The Indiana Supreme Court adopted the Rowley test from Williams v. Wainwright (CA 5, 1969), 416 F.2d 1042, preferring it to a "strict test" laid down in United States ex rel. Leak v. Follette (CA 2, 1969), 418 F.2d 1266, 1269, and saying, "We prefer the test which does not in such an obvious fashion place the burden on the accused to show that the jury necessarily took the comment to be related to his failure to take the *439 stand." The Rowley court made this choice even though it held that the comment then before it was impermissible "[u]nder either of these tests." Thus the majority opinion errs in suggesting that because the prosecutor's remark here was not as direct a reference as in Rowley to defendant's failure to testify it does not meet the Rowley test. Rowley itself says that the prosecutor's remark need not be that direct. It need only be direct enough that it "is subject to interpretation by the jury as a comment upon failure of a defendant to testify." Certainly this comment was subject to that interpretation regardless of whether one guesses the jury did or did not so interpret it.

To suggest, as does the majority opinion, that if the prosecutor's remark is error it is nevertheless excusable because it was invited, is to say that whenever a defendant's attorney tells the jury that the State has offered no evidence on some facet of the case he considers significant to the question of whether the State has proved its case, he thereby invites the prosecutor to reply that the defendant could have supplied the answer.
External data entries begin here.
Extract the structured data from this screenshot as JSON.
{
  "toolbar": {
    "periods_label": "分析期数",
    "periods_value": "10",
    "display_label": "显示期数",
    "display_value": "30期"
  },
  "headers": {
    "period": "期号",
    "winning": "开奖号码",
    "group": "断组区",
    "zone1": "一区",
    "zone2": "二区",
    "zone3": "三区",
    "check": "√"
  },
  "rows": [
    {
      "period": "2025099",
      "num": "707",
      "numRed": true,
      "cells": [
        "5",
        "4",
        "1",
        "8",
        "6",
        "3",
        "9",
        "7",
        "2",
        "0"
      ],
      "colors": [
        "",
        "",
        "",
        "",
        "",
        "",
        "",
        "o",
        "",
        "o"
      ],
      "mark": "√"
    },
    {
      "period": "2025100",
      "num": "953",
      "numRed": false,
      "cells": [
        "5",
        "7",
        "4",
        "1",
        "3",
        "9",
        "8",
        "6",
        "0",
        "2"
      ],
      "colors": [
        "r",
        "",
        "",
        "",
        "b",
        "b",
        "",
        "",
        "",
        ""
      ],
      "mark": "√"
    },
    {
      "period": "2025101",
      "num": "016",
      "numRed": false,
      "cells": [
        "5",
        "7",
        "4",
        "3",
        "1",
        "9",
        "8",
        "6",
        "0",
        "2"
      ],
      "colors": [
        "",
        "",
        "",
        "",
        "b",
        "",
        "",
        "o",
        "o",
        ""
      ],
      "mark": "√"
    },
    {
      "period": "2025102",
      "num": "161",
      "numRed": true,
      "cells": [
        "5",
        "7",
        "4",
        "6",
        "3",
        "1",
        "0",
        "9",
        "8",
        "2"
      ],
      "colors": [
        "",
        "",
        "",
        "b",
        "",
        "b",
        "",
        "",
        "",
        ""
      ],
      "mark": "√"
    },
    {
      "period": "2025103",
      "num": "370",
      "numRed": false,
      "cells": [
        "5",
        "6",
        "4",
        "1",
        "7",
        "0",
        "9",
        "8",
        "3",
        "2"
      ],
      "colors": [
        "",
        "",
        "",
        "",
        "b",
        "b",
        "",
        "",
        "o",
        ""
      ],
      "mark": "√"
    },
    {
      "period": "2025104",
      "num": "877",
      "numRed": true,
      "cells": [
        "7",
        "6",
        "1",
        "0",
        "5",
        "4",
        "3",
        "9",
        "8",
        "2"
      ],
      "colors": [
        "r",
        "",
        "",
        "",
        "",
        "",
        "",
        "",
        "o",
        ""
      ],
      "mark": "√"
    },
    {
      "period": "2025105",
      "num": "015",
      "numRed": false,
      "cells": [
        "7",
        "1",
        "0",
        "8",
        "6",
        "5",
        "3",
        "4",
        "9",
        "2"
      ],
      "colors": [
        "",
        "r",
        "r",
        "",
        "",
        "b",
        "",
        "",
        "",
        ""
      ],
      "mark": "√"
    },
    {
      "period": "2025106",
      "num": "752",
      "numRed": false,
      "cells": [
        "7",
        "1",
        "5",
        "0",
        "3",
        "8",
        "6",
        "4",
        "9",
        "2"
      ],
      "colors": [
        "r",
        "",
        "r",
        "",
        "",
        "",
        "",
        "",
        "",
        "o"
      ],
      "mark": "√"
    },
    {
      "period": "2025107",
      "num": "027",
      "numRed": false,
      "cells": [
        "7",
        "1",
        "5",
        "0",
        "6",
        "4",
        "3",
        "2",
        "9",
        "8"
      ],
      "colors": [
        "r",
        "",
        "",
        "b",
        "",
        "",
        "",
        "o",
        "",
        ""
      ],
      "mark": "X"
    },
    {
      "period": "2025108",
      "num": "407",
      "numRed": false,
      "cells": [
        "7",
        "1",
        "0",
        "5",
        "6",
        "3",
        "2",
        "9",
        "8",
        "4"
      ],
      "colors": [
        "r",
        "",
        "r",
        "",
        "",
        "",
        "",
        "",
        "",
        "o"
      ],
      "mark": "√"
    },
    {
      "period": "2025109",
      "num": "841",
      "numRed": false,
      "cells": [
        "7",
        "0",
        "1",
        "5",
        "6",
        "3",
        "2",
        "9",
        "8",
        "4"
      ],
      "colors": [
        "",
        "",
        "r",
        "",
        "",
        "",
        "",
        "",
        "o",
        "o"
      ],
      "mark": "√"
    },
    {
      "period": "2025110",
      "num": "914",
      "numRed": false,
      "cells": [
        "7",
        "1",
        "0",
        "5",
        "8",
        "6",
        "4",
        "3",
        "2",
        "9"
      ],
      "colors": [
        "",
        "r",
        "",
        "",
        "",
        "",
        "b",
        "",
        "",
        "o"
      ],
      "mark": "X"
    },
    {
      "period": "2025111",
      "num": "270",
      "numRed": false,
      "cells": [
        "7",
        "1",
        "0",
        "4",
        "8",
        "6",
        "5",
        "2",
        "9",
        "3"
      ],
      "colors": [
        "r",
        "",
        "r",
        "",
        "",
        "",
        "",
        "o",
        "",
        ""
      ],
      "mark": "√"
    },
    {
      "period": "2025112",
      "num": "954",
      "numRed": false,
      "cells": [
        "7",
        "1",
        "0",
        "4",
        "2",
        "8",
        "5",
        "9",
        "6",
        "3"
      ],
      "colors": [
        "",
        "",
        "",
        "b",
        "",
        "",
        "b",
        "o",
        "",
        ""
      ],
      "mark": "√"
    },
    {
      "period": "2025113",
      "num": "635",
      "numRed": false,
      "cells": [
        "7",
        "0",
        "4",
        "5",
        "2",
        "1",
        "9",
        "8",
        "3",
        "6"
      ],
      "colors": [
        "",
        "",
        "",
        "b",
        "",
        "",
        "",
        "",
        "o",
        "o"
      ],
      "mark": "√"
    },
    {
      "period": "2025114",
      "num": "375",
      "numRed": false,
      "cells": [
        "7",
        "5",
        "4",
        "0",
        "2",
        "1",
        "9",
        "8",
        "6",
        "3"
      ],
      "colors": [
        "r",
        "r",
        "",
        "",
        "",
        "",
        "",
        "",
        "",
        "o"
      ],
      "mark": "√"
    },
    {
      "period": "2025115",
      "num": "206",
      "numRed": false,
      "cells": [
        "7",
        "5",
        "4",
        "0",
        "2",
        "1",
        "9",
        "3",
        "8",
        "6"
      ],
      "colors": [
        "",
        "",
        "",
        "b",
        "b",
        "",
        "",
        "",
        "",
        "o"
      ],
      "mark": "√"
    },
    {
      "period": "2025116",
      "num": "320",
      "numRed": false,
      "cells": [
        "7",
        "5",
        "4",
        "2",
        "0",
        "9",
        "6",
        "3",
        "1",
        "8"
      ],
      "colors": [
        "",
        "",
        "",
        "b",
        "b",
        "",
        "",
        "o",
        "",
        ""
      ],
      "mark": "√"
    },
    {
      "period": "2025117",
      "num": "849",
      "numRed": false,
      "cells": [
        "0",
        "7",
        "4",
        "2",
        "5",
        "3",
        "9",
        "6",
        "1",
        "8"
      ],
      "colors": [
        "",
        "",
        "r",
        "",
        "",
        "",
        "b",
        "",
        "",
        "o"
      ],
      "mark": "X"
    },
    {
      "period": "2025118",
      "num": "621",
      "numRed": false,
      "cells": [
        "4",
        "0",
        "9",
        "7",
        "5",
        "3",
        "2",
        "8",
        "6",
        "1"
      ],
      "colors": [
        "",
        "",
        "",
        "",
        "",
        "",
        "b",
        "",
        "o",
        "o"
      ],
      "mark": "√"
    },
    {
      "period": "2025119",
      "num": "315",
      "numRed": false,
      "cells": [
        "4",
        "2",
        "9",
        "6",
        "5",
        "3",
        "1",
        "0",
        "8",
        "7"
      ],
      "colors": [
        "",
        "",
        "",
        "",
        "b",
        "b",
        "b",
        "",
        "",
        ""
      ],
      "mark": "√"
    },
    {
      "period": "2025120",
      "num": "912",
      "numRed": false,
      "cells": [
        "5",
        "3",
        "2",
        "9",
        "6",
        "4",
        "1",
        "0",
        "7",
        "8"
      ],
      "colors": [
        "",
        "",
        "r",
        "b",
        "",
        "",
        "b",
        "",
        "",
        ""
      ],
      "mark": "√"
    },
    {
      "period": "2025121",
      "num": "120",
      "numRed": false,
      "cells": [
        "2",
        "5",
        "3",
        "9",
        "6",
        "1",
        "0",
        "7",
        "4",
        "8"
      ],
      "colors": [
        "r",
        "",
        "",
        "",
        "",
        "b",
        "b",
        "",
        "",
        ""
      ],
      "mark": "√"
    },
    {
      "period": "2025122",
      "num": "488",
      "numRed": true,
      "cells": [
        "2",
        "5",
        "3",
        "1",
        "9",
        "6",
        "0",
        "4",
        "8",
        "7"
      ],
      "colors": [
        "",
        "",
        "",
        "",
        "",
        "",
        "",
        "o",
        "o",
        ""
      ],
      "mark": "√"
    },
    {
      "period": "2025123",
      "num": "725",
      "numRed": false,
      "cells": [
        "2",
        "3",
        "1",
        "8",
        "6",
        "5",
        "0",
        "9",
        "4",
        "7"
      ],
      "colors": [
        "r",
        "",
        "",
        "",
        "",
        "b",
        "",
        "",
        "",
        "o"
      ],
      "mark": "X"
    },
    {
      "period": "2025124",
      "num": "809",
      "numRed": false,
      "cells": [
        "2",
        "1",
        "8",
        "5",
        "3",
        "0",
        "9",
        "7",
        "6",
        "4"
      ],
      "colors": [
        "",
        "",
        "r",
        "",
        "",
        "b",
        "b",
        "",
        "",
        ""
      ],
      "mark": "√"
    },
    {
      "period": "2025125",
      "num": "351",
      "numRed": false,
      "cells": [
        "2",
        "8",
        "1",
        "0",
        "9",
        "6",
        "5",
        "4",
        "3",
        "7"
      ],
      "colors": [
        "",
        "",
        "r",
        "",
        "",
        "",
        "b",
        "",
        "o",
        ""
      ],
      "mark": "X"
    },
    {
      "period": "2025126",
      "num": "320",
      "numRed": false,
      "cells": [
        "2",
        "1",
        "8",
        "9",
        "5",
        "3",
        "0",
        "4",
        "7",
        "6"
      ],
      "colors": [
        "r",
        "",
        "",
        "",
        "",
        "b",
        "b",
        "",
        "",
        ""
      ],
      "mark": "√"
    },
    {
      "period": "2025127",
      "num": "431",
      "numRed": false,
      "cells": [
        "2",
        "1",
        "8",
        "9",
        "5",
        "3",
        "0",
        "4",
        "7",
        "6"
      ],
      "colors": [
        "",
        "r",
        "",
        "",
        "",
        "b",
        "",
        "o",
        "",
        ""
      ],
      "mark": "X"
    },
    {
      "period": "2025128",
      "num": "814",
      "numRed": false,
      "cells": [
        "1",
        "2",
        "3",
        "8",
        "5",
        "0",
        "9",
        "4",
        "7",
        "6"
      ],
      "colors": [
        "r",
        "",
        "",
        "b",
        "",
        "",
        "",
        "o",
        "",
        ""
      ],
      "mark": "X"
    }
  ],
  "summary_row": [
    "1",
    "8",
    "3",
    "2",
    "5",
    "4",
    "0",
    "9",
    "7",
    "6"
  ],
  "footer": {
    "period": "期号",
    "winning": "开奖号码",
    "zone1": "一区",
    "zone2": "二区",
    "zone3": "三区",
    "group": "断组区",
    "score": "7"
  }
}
Were that true the attorney for a defendant who had not testified could never argue that the State had failed to prove some material element of its case beyond a reasonable doubt without subjecting his client's silence to prosecutorial comment. I am aware of no authority for attaching such a condition to legitimate final argument.

The case of Maldonado v. State (1976), Ind., 355 N.E.2d 843, 848, attaches no such condition. There the defendant's attorney, in his closing argument, went beyond arguing that the State had failed to prove its case and embarked upon an attempted justification of defendant's failure to testify. Referring to a State's witness, he said:

"`And they want you to take his word against Abel Maldonado's. Abel Maldonado didn't testify. The law says to keep that out of your mind. You can't do it. You can't go back in that jury room and forget that Abel Maldonado did not testify. As hard as you try, you can't do it. What does he have to testify for? It's not his burden. He doesn't have to prove anything to you.'" (355 N.E.2d at 848.)

Thus, as the court noted "appellant himself injected the subject of his own silence into the trial". (Ibid.) In the case at bar, however, Phillips' attorney's argument that the State had failed to produce the knife was not a reference to Phillips' silence. The prosecutor injected that subject when he charged that only Phillips knew where the knife was.

I would reverse and remand with instructions to grant a new trial.


[1] Ind. Code § 35-12-1-1.

[2] Ind. Code § 35-1-54-3.

[3] Wilkins is not the victim's true name.